Descrizione
Memory is our future, this is the title we gave to the projects to celebrate the Bicentenary of the Egyptian Museum; the same goes for the publication in which Andrea Goldstein recalls the distant events of the 1956 Winter Games in Cortina. Passing through Turin 2006, up to Milan Cortina 2026, this is a beautiful journey to celebrate Italy’s Olympic history.
Evelina Christillin
First Deputy President of the Torino 2006 Organizing Committee
President of the Museo Egizio
Andrea Goldstein completes his trilogy on the political economy of global sports with this history of the 1956 Winter Olympics. He is unrivalled in the ability to synthesize the many complex issues at stake – diplomatic and economic, social and political, economic and environmental, local and global – to offer the reader a fine example of the kind of reasoned judgement that is as rare as it is necessary in our democracies.
Patrick Clastres
Professor of International Sport History and Director of the Centre d’études olympiques & de la globalisation du sport, University of Lausanne
Andrea Goldstein has contributed so much to our understanding of sports history. Here he tackles an almost forgotten winter Olympics, and tells a story that reveals so much about both postwar Italy and the Cold War more broadly – all written in good clear prose. He understands that sport matters in itself, but is also always more than sport.
Simon Kuper
Columnist, “Financial Times”; co-author of “Soccernomics”
Andrea Goldstein, an economist with a long career in various international organizations, recently published Il potere del pallone. Economia e politica del calcio globale (il Mulino 2022; Spanish edition Rialp 2023) and Quando l’importante è vincere. Politica ed economia delle Olimpiadi (il Mulino 2024).

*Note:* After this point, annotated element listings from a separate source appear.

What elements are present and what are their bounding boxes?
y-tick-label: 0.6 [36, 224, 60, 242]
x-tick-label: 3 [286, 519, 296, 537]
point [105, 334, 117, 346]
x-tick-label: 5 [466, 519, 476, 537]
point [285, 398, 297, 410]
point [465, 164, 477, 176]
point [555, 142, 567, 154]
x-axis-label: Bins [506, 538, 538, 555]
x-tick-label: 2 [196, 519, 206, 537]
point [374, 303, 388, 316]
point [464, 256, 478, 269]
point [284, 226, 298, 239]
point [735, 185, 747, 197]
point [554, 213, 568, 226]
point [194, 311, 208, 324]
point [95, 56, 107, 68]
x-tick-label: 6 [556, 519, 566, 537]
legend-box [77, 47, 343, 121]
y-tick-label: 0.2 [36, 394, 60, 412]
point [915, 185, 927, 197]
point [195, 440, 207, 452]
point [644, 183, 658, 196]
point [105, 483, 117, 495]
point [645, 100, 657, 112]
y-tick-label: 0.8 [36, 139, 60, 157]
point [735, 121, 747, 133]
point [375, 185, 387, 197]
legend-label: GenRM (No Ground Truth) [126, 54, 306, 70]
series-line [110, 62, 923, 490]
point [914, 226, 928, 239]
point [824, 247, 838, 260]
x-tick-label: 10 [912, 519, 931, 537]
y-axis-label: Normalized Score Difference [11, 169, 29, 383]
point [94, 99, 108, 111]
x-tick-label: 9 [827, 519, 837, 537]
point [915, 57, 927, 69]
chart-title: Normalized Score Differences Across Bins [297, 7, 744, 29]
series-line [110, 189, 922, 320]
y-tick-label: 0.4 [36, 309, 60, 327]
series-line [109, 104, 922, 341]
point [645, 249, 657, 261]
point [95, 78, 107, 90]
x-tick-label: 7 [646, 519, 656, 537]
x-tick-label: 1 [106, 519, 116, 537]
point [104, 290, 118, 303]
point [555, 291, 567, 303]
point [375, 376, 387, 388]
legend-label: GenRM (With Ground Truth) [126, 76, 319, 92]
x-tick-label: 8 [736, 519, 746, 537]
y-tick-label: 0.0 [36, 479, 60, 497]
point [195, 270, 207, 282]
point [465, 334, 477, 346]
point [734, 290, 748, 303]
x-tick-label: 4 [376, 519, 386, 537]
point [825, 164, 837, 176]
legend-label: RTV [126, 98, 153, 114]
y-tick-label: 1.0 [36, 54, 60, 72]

Tenley Albright – who had started skating as a child to recover from polio and won the gold medal despite a serious injury just days before the competition – and Prince Bertil of Sweden – who made sure slope salters and sled drivers were invited to his gala reception. Toni Sailer – who entered history by winning all the Alpine ski races by monstrous margins – and Sophia Loren – who arrived with the few things necessary for a couple of days crammed into seven fiery red trunks. Eugenio Monti – who on his home bobsleigh track collected the first laurels of a career that ended 12 years later, at the age of 40, with two Olympic gold medals – and Lester Rodney – who in the middle of the Cold War covered the Soviet triumphs for the daily paper of the American Communist Party. These are but some of the protagonists of the first Olympics organized in Italy, in the midst of an economic boom, just 11 years after the end of the Second World War. But they were also the first to be broadcast live on television, the first in which a woman read the athletes’ oath, the first in which the two Germanys competed under the same flag, the first with a strong business involvement. The story of Cortina 1956 ranges from sports to economics, from politics to social life, in an ideal journey that leads from those unforgettable Games to Milan Cortina 2026.